Let's look at this practice in more detail. First thing to note is that these extra "training" fees effectively doubled the payments the docs received from insurers for performing these procedures. The two physicians made a total of $97,000 and $131,000 over a several-year period, respectively, from these payments. So it's reasonable to conclude that these amounts were large enough to sway the doc's judgments about when and how many devices to implant. (Court documents revealed that one of the docs once complained to the company that he had to do an implant and there was no trainee available on that day.)
Second point--the official reason for these payments was that the company wanted its employees to know all there was to know about the device and its adjustment and placement, so that they could in turn properly instruct new physicians on their proper use. These experienced physicians were merely serving the company in this legitimate function and thereby earning all the dollars paid to them on the up and up. The problem with this is the long history of device companies pulling every trick in the book to disguise paybacks and bribes to docs, in exchange for greater volume of use of the company's product, as if it was payment for some fully legitimate service. Just how many procedures did employees need to see in order to be "trained"? Just what sort of "training" actually occurred at these sessions ("Okay, I am going to implant this device, you can come and watch")?

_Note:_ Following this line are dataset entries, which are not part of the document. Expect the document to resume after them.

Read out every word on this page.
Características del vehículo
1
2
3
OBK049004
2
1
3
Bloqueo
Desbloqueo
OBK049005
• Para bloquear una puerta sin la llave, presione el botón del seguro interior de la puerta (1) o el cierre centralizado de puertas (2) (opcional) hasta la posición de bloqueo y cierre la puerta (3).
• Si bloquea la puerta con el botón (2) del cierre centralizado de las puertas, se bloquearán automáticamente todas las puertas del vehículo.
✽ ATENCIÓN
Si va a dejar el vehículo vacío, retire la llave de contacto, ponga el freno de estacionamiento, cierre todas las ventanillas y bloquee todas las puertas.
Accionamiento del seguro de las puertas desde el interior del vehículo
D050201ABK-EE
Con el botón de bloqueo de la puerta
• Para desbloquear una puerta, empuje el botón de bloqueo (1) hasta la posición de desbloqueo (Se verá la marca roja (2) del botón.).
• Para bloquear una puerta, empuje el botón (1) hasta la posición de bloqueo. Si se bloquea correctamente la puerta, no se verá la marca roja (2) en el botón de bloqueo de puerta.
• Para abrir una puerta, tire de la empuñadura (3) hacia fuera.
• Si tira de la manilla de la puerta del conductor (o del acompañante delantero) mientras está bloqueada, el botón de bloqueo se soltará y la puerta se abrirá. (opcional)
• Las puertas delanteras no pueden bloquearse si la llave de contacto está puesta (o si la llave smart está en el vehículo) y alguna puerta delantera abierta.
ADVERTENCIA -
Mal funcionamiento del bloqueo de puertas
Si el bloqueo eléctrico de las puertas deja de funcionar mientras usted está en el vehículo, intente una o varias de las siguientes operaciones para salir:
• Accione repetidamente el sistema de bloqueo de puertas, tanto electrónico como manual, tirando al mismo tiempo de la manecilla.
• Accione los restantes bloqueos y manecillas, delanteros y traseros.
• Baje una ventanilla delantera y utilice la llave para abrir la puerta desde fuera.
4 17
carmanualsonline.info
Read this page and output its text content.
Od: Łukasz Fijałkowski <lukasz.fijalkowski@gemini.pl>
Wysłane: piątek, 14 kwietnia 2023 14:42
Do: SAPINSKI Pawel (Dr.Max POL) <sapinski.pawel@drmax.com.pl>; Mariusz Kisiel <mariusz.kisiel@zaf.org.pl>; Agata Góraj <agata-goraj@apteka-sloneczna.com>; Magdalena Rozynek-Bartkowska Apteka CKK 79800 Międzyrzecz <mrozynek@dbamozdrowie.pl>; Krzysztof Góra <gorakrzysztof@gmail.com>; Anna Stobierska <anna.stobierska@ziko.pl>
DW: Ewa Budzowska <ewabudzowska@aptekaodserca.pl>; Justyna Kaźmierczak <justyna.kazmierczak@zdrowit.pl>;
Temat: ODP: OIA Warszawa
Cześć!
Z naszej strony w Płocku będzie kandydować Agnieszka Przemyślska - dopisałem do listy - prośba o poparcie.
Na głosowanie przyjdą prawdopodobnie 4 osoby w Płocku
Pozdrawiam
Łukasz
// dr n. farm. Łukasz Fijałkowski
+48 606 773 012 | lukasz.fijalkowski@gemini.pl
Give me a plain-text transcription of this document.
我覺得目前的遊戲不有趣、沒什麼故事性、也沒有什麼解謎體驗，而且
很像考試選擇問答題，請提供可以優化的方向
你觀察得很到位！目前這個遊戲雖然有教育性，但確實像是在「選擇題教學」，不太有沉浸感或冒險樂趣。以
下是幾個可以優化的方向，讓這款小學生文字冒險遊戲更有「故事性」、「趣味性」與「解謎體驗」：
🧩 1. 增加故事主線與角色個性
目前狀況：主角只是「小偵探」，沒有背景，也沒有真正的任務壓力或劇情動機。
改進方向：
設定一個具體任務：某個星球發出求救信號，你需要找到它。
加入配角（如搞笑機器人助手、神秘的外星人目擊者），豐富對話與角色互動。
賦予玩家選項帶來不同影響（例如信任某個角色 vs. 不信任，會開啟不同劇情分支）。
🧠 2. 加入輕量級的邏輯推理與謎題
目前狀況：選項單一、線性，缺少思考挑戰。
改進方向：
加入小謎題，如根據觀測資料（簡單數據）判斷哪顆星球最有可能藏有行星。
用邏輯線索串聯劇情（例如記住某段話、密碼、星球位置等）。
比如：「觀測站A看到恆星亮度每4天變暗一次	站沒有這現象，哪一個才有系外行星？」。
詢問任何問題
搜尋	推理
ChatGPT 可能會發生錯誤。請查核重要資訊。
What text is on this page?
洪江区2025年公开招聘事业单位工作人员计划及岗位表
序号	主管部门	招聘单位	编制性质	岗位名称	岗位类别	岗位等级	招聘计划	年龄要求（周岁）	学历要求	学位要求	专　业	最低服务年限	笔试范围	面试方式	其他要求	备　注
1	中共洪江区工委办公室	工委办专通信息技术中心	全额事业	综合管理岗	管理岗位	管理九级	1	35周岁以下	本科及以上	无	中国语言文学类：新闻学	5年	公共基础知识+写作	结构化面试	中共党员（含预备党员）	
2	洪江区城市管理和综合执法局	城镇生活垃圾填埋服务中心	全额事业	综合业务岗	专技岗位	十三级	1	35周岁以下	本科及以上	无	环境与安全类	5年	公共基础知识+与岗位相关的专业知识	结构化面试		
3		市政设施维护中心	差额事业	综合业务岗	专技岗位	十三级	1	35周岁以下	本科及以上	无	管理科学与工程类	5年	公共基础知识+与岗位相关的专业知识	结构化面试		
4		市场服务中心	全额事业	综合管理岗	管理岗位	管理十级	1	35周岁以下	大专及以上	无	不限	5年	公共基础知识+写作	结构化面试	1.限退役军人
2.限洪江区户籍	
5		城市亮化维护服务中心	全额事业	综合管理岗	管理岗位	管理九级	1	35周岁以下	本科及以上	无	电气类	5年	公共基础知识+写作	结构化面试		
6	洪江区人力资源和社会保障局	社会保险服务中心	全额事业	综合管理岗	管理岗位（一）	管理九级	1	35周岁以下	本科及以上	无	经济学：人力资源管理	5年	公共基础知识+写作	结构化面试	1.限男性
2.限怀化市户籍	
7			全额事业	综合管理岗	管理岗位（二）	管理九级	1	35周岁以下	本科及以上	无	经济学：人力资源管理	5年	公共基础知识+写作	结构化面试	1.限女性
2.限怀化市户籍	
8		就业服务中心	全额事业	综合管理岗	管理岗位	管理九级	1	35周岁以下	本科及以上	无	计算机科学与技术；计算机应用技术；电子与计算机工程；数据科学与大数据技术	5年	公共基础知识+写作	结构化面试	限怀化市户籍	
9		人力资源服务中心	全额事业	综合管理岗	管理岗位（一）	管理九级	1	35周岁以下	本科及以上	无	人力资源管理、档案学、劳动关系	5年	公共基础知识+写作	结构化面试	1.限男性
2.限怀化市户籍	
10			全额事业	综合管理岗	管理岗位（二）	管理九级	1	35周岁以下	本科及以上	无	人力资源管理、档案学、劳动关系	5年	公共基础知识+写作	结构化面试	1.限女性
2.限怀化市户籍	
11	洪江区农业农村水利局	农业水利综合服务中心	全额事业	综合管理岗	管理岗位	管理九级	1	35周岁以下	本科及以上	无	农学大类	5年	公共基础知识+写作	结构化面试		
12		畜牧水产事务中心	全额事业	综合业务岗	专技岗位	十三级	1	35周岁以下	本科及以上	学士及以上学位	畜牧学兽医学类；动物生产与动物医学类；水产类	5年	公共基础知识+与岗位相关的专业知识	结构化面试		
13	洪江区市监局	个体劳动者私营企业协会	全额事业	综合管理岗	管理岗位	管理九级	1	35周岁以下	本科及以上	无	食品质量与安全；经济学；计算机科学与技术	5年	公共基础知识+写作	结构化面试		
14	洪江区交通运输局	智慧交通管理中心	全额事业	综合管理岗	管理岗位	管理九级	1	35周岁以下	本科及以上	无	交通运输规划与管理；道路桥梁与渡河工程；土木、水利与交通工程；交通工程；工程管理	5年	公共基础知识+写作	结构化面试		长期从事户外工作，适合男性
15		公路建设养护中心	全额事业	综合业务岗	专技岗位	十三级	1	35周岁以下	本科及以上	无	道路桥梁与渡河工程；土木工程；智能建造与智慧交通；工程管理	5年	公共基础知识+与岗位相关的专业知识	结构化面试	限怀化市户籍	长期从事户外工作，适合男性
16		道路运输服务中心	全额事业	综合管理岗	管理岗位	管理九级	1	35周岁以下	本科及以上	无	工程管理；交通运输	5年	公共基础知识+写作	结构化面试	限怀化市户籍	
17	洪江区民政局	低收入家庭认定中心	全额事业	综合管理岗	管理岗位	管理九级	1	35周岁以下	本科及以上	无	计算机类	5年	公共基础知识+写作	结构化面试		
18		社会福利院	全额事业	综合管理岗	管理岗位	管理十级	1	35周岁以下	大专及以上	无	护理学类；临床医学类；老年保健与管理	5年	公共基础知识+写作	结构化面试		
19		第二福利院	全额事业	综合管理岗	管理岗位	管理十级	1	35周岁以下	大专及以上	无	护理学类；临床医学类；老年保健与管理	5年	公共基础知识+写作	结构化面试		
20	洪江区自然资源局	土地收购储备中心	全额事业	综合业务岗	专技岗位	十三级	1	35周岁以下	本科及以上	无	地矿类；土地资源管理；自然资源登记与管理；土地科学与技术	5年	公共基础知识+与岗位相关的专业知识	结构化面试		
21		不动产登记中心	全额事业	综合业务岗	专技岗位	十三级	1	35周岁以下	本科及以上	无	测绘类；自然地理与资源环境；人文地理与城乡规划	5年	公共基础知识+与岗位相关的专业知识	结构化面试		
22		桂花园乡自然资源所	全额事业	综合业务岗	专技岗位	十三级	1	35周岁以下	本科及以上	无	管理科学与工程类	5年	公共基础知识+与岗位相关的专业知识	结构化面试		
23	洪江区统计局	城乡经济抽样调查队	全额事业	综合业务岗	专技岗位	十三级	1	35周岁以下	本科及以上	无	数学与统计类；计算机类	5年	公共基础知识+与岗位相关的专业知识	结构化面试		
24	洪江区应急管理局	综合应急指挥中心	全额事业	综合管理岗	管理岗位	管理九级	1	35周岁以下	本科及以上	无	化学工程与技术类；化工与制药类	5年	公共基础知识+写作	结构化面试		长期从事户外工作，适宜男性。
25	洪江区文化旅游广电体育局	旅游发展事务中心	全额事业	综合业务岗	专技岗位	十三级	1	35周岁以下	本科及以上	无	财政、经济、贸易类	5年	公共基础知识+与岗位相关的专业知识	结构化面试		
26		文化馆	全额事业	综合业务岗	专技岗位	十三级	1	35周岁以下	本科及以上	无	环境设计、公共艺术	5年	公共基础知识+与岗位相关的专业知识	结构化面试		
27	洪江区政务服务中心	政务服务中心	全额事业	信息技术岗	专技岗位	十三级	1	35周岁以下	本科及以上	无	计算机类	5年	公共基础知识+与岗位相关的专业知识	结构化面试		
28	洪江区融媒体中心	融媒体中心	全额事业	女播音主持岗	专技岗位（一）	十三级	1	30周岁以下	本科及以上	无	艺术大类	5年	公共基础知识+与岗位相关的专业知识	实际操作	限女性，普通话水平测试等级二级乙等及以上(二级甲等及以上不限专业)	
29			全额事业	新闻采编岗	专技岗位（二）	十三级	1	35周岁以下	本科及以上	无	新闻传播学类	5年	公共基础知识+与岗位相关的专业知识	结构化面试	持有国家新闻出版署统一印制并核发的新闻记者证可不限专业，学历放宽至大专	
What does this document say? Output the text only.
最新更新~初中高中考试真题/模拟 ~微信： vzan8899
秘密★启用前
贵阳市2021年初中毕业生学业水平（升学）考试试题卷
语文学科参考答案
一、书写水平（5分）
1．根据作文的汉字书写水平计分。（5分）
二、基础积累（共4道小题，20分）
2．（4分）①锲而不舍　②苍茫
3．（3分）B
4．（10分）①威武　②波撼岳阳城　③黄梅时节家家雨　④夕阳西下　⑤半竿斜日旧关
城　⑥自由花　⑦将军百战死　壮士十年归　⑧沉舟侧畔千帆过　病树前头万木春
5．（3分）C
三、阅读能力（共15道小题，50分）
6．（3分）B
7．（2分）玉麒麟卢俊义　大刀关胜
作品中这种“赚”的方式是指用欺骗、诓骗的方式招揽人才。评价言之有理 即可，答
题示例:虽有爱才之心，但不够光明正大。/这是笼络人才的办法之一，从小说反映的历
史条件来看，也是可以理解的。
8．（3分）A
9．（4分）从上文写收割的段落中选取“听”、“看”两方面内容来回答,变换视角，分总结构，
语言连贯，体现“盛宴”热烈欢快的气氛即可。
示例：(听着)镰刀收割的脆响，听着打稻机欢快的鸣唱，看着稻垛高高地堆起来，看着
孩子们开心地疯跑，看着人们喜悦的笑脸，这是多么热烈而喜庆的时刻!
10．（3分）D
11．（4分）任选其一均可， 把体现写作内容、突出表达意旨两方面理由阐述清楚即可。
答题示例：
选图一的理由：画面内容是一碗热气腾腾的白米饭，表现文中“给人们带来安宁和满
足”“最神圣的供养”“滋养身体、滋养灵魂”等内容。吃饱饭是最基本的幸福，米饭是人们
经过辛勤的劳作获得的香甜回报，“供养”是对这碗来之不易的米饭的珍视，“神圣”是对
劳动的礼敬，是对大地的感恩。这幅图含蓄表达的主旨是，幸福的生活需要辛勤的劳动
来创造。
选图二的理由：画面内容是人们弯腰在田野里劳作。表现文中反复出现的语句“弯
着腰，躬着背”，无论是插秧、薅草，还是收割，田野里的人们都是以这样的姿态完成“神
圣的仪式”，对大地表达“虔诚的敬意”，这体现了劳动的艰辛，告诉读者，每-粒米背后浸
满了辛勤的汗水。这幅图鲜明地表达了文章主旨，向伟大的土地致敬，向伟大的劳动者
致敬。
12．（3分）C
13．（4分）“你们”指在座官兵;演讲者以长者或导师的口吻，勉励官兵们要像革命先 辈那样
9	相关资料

There is a third point that is a bit more speculative, but relates to an earlier post on this topic:
http://brodyhooked.blogspot.com/2011/10/more-on-device-industry-from-aslme-coi.html
I noted previously how, according to an insider who knows the device-implant scene much better than I do, it is not the case that these company employees are being "trained" so that they can help physicians do their jobs better. At least in some instances the company employees are being provided to the docs as free labor. They do the technical adjustments of the device which the physicians are too "busy" to learn how to do, and unwilling to pay their own technician to do for them. Having this free labor provided is of course a huge financial incentive to use that particular company's device.
Reasons to suspect that all is not on the up and up include the report, by Budnick, that Biotronik started off as a relatively small German firm and has rapidly gained U.S. market share in recent years. Reportedly its marketing practices are also under Federal investigation.
It's important to note that Biotronik was not directly a party to the Oregon DOJ action, which focused solely on the physicians' behavior. However, Biotronik did come to the defense of its docs, saying it was unfair to single them out when other drug and device companies have paid so much to so many other Oregon doctors. Somehow that does not strike this "ethicist" as a solid defense.
Another ethicist, however, was more pliant. Budnick quotes an affidavit that Biotronik also helpfully submitted to the Oregon DOJ, from my esteemed colleague Jonathan Moreno of Penn. He argued that there was no legal or ethical basis for a claim that the physicians should have informed patients of the company payments. An obvious question--unanswered in Budnick's coverage--is how much payment Prof. Moreno received for this service to Biotronik. (Another esteemed bioethics colleague, Carl Elliott of Minnesota, who's been quoted here many times before, was cited by Budnick as disagreeing with Prof. Moreno--as I would.)